The other involves turning the rock to a glass — in this case, meaning a material that can go back and forth between brittle and molten states — by melting and cooling it. Robert can take a core sample from the glass, reheat it to 700–800 C, use a standard weight to deform it and calculate viscosity from the resulting deformation.

Analyzing both volcanic materials from the field and compounds that she synthesizes in the lab, Robert is able to illustrate for students the effects of different mineral compositions and external influences on volcanic flows.

“It’s a great way to think about geologic processes going on in the solid Earth,” she says, “from extremely slow solid-mantle convection to molten lava breaking out during volcanic eruptions.”

What variables does Robert investigate? Changes in the rock’s chemical composition over the duration of a lava flow, the presence of crystals or gas bubbles, a volcano’s location on a tectonic plate are just a few.

For her dissertation, she explored how water affects viscosity. At temperatures in the thousands, you might not think there’d be enough water around to make any difference. But in fact, under the high pressures found deep underground, water dissolves happily into magma just as, in our part of the world, salt dissolves into water.

When rising magma encounters reduced pressure, though, the dissolved water turns to steam and seeks to leave the magma, often violently. (The mechanism is slightly different, but the result resembles opening a bottle of soda that has been shaken.) It’s this expansive force that drives volcanic eruptions.

Even for students who don’t plan to work with geology after college, Robert says, experience with the field is valuable. “Geology has something for everyone. You can come at it from chemistry, math, modeling, physics and more.”

And, given its centrality to everyday life and current affairs — from the debate over fracking to the geopolitics of the rare earths that make your cellphone work — geological literacy has to be a good thing.

A native of Granby, Québec, Robert earned a bachelor of science degree at McGill University, a master’s at the University of British Columbia and a doctorate at the University of Missouri at Columbia.

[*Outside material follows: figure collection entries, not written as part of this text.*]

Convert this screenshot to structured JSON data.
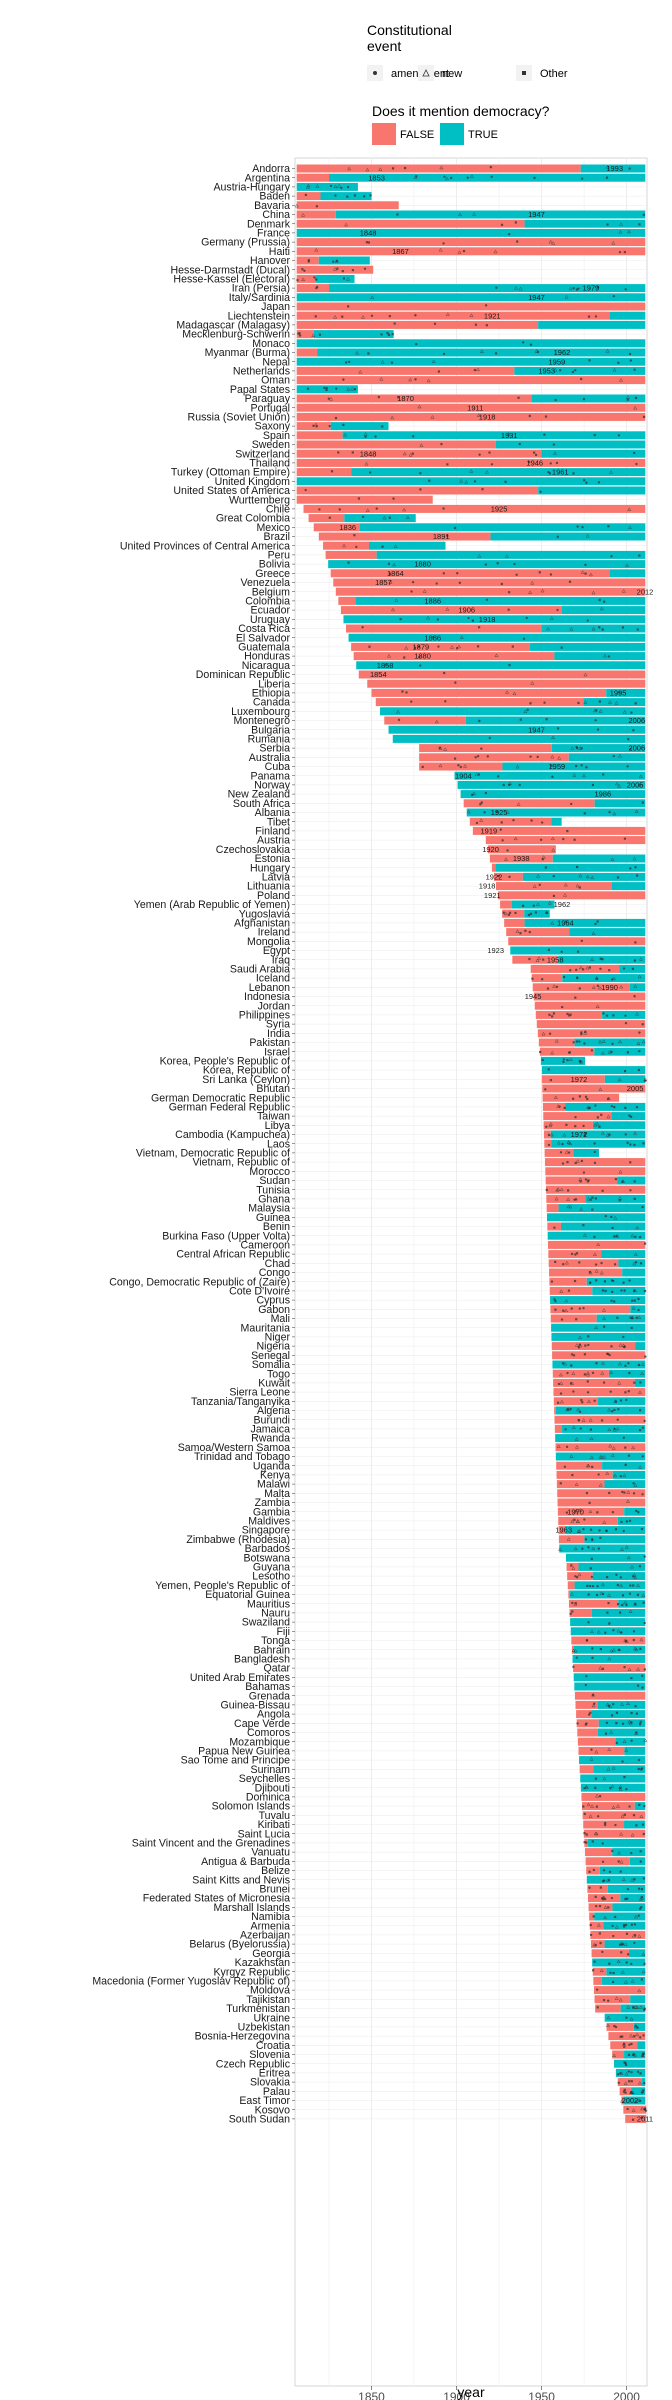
{
  "legend": {
    "event_title": "Constitutional\nevent",
    "event_items": [
      "amendment",
      "new",
      "Other"
    ],
    "democracy_title": "Does it mention democracy?",
    "democracy_items": [
      "FALSE",
      "TRUE"
    ]
  },
  "colors": {
    "false": "#F8766D",
    "true": "#00BFC4",
    "grid": "#EBEBEB",
    "point": "#333333"
  },
  "chart_data": {
    "type": "bar",
    "xlabel": "year",
    "xlim": [
      1805,
      2012
    ],
    "xticks": [
      1850,
      1900,
      1950,
      2000
    ],
    "countries": [
      "Andorra",
      "Argentina",
      "Austria-Hungary",
      "Baden",
      "Bavaria",
      "China",
      "Denmark",
      "France",
      "Germany (Prussia)",
      "Haiti",
      "Hanover",
      "Hesse-Darmstadt (Ducal)",
      "Hesse-Kassel (Electoral)",
      "Iran (Persia)",
      "Italy/Sardinia",
      "Japan",
      "Liechtenstein",
      "Madagascar (Malagasy)",
      "Mecklenburg-Schwerin",
      "Monaco",
      "Myanmar (Burma)",
      "Nepal",
      "Netherlands",
      "Oman",
      "Papal States",
      "Paraguay",
      "Portugal",
      "Russia (Soviet Union)",
      "Saxony",
      "Spain",
      "Sweden",
      "Switzerland",
      "Thailand",
      "Turkey (Ottoman Empire)",
      "United Kingdom",
      "United States of America",
      "Wurttemberg",
      "Chile",
      "Great Colombia",
      "Mexico",
      "Brazil",
      "United Provinces of Central America",
      "Peru",
      "Bolivia",
      "Greece",
      "Venezuela",
      "Belgium",
      "Colombia",
      "Ecuador",
      "Uruguay",
      "Costa Rica",
      "El Salvador",
      "Guatemala",
      "Honduras",
      "Nicaragua",
      "Dominican Republic",
      "Liberia",
      "Ethiopia",
      "Canada",
      "Luxembourg",
      "Montenegro",
      "Bulgaria",
      "Rumania",
      "Serbia",
      "Australia",
      "Cuba",
      "Panama",
      "Norway",
      "New Zealand",
      "South Africa",
      "Albania",
      "Tibet",
      "Finland",
      "Austria",
      "Czechoslovakia",
      "Estonia",
      "Hungary",
      "Latvia",
      "Lithuania",
      "Poland",
      "Yemen (Arab Republic of Yemen)",
      "Yugoslavia",
      "Afghanistan",
      "Ireland",
      "Mongolia",
      "Egypt",
      "Iraq",
      "Saudi Arabia",
      "Iceland",
      "Lebanon",
      "Indonesia",
      "Jordan",
      "Philippines",
      "Syria",
      "India",
      "Pakistan",
      "Israel",
      "Korea, People's Republic of",
      "Korea, Republic of",
      "Sri Lanka (Ceylon)",
      "Bhutan",
      "German Democratic Republic",
      "German Federal Republic",
      "Taiwan",
      "Libya",
      "Cambodia (Kampuchea)",
      "Laos",
      "Vietnam, Democratic Republic of",
      "Vietnam, Republic of",
      "Morocco",
      "Sudan",
      "Tunisia",
      "Ghana",
      "Malaysia",
      "Guinea",
      "Benin",
      "Burkina Faso (Upper Volta)",
      "Cameroon",
      "Central African Republic",
      "Chad",
      "Congo",
      "Congo, Democratic Republic of (Zaire)",
      "Cote D'Ivoire",
      "Cyprus",
      "Gabon",
      "Mali",
      "Mauritania",
      "Niger",
      "Nigeria",
      "Senegal",
      "Somalia",
      "Togo",
      "Kuwait",
      "Sierra Leone",
      "Tanzania/Tanganyika",
      "Algeria",
      "Burundi",
      "Jamaica",
      "Rwanda",
      "Samoa/Western Samoa",
      "Trinidad and Tobago",
      "Uganda",
      "Kenya",
      "Malawi",
      "Malta",
      "Zambia",
      "Gambia",
      "Maldives",
      "Singapore",
      "Zimbabwe (Rhodesia)",
      "Barbados",
      "Botswana",
      "Guyana",
      "Lesotho",
      "Yemen, People's Republic of",
      "Equatorial Guinea",
      "Mauritius",
      "Nauru",
      "Swaziland",
      "Fiji",
      "Tonga",
      "Bahrain",
      "Bangladesh",
      "Qatar",
      "United Arab Emirates",
      "Bahamas",
      "Grenada",
      "Guinea-Bissau",
      "Angola",
      "Cape Verde",
      "Comoros",
      "Mozambique",
      "Papua New Guinea",
      "Sao Tome and Principe",
      "Surinam",
      "Seychelles",
      "Djibouti",
      "Dominica",
      "Solomon Islands",
      "Tuvalu",
      "Kiribati",
      "Saint Lucia",
      "Saint Vincent and the Grenadines",
      "Vanuatu",
      "Antigua & Barbuda",
      "Belize",
      "Saint Kitts and Nevis",
      "Brunei",
      "Federated States of Micronesia",
      "Marshall Islands",
      "Namibia",
      "Armenia",
      "Azerbaijan",
      "Belarus (Byelorussia)",
      "Georgia",
      "Kazakhstan",
      "Kyrgyz Republic",
      "Macedonia (Former Yugoslav Republic of)",
      "Moldova",
      "Tajikistan",
      "Turkmenistan",
      "Ukraine",
      "Uzbekistan",
      "Bosnia-Herzegovina",
      "Croatia",
      "Slovenia",
      "Czech Republic",
      "Eritrea",
      "Slovakia",
      "Palau",
      "East Timor",
      "Kosovo",
      "South Sudan"
    ],
    "series": [
      {
        "name": "FALSE",
        "color": "#F8766D"
      },
      {
        "name": "TRUE",
        "color": "#00BFC4"
      }
    ],
    "point_labels": [
      {
        "country": "Andorra",
        "year": 1993
      },
      {
        "country": "Argentina",
        "year": 1853
      },
      {
        "country": "China",
        "year": 1947
      },
      {
        "country": "France",
        "year": 1848
      },
      {
        "country": "Haiti",
        "year": 1867
      },
      {
        "country": "Iran (Persia)",
        "year": 1979
      },
      {
        "country": "Italy/Sardinia",
        "year": 1947
      },
      {
        "country": "Liechtenstein",
        "year": 1921
      },
      {
        "country": "Myanmar (Burma)",
        "year": 1962
      },
      {
        "country": "Nepal",
        "year": 1959
      },
      {
        "country": "Netherlands",
        "year": 1953
      },
      {
        "country": "Paraguay",
        "year": 1870
      },
      {
        "country": "Portugal",
        "year": 1911
      },
      {
        "country": "Russia (Soviet Union)",
        "year": 1918
      },
      {
        "country": "Spain",
        "year": 1931
      },
      {
        "country": "Switzerland",
        "year": 1848
      },
      {
        "country": "Thailand",
        "year": 1946
      },
      {
        "country": "Turkey (Ottoman Empire)",
        "year": 1961
      },
      {
        "country": "Chile",
        "year": 1925
      },
      {
        "country": "Mexico",
        "year": 1836
      },
      {
        "country": "Brazil",
        "year": 1891
      },
      {
        "country": "Bolivia",
        "year": 1880
      },
      {
        "country": "Greece",
        "year": 1864
      },
      {
        "country": "Venezuela",
        "year": 1857
      },
      {
        "country": "Belgium",
        "year": 2012
      },
      {
        "country": "Colombia",
        "year": 1886
      },
      {
        "country": "Ecuador",
        "year": 1906
      },
      {
        "country": "Uruguay",
        "year": 1918
      },
      {
        "country": "El Salvador",
        "year": 1886
      },
      {
        "country": "Guatemala",
        "year": 1879
      },
      {
        "country": "Honduras",
        "year": 1880
      },
      {
        "country": "Nicaragua",
        "year": 1858
      },
      {
        "country": "Dominican Republic",
        "year": 1854
      },
      {
        "country": "Ethiopia",
        "year": 1995
      },
      {
        "country": "Montenegro",
        "year": 2006
      },
      {
        "country": "Bulgaria",
        "year": 1947
      },
      {
        "country": "Serbia",
        "year": 2006
      },
      {
        "country": "Cuba",
        "year": 1959
      },
      {
        "country": "Panama",
        "year": 1904
      },
      {
        "country": "Norway",
        "year": 2005
      },
      {
        "country": "New Zealand",
        "year": 1986
      },
      {
        "country": "Albania",
        "year": 1925
      },
      {
        "country": "Finland",
        "year": 1919
      },
      {
        "country": "Czechoslovakia",
        "year": 1920
      },
      {
        "country": "Estonia",
        "year": 1938
      },
      {
        "country": "Latvia",
        "year": 1922
      },
      {
        "country": "Lithuania",
        "year": 1918
      },
      {
        "country": "Poland",
        "year": 1921
      },
      {
        "country": "Yemen (Arab Republic of Yemen)",
        "year": 1962
      },
      {
        "country": "Afghanistan",
        "year": 1964
      },
      {
        "country": "Egypt",
        "year": 1923
      },
      {
        "country": "Iraq",
        "year": 1958
      },
      {
        "country": "Lebanon",
        "year": 1990
      },
      {
        "country": "Indonesia",
        "year": 1945
      },
      {
        "country": "Bhutan",
        "year": 2005
      },
      {
        "country": "Cambodia (Kampuchea)",
        "year": 1972
      },
      {
        "country": "Sri Lanka (Ceylon)",
        "year": 1972
      },
      {
        "country": "Singapore",
        "year": 1963
      },
      {
        "country": "Gambia",
        "year": 1970
      },
      {
        "country": "East Timor",
        "year": 2002
      },
      {
        "country": "South Sudan",
        "year": 2011
      }
    ]
  }
}
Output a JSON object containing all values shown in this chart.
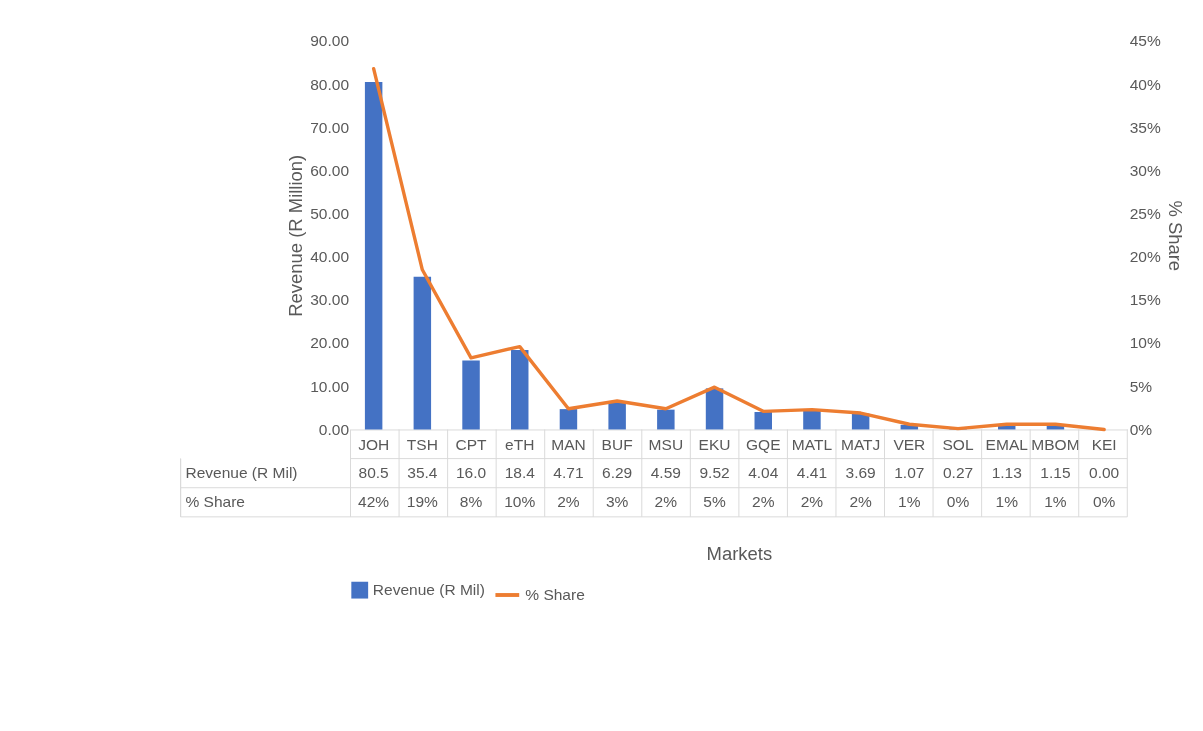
{
  "chart_data": {
    "type": "bar",
    "xlabel": "Markets",
    "ylabel": "Revenue (R Million)",
    "y2label": "% Share",
    "categories": [
      "JOH",
      "TSH",
      "CPT",
      "eTH",
      "MAN",
      "BUF",
      "MSU",
      "EKU",
      "GQE",
      "MATL",
      "MATJ",
      "VER",
      "SOL",
      "EMAL",
      "MBOM",
      "KEI"
    ],
    "series": [
      {
        "name": "Revenue (R Mil)",
        "color": "#4472c4",
        "values": [
          80.5,
          35.4,
          16.0,
          18.4,
          4.71,
          6.29,
          4.59,
          9.52,
          4.04,
          4.41,
          3.69,
          1.07,
          0.27,
          1.13,
          1.15,
          0.0
        ],
        "value_labels": [
          "80.5",
          "35.4",
          "16.0",
          "18.4",
          "4.71",
          "6.29",
          "4.59",
          "9.52",
          "4.04",
          "4.41",
          "3.69",
          "1.07",
          "0.27",
          "1.13",
          "1.15",
          "0.00"
        ]
      },
      {
        "name": "% Share",
        "type": "line",
        "axis": "y2",
        "color": "#ed7d31",
        "values": [
          41.8,
          18.5,
          8.3,
          9.6,
          2.4,
          3.3,
          2.4,
          4.9,
          2.1,
          2.3,
          1.9,
          0.6,
          0.1,
          0.6,
          0.6,
          0.0
        ],
        "value_labels": [
          "42%",
          "19%",
          "8%",
          "10%",
          "2%",
          "3%",
          "2%",
          "5%",
          "2%",
          "2%",
          "2%",
          "1%",
          "0%",
          "1%",
          "1%",
          "0%"
        ]
      }
    ],
    "ylim": [
      0,
      90
    ],
    "yticks": [
      {
        "value": 0,
        "label": "0.00"
      },
      {
        "value": 10,
        "label": "10.00"
      },
      {
        "value": 20,
        "label": "20.00"
      },
      {
        "value": 30,
        "label": "30.00"
      },
      {
        "value": 40,
        "label": "40.00"
      },
      {
        "value": 50,
        "label": "50.00"
      },
      {
        "value": 60,
        "label": "60.00"
      },
      {
        "value": 70,
        "label": "70.00"
      },
      {
        "value": 80,
        "label": "80.00"
      },
      {
        "value": 90,
        "label": "90.00"
      }
    ],
    "y2lim": [
      0,
      45
    ],
    "y2ticks": [
      {
        "value": 0,
        "label": "0%"
      },
      {
        "value": 5,
        "label": "5%"
      },
      {
        "value": 10,
        "label": "10%"
      },
      {
        "value": 15,
        "label": "15%"
      },
      {
        "value": 20,
        "label": "20%"
      },
      {
        "value": 25,
        "label": "25%"
      },
      {
        "value": 30,
        "label": "30%"
      },
      {
        "value": 35,
        "label": "35%"
      },
      {
        "value": 40,
        "label": "40%"
      },
      {
        "value": 45,
        "label": "45%"
      }
    ],
    "grid": false,
    "legend": "bottom",
    "line_style": "solid"
  }
}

Geology first rocked her world during high school, when she read about the scientific study of the record of the Earth’s magnetic field (a discipline called paleomagnetism).

Again, lava is involved: When lava containing a magnetic mineral called (appropriately enough) magnetite cools to a certain temperature, the magnetite particles can align with the Earth’s magnetic field, creating a durable record. That magnetic record, Robert explains, is part of the evidence enabling geologists to model the mind-boggling history of the Earth’s tectonic plates.

“I just said, ‘Oh, my goodness, it’s really cool that we can figure this out’ — that puzzle-solving of how things got to be what they are.”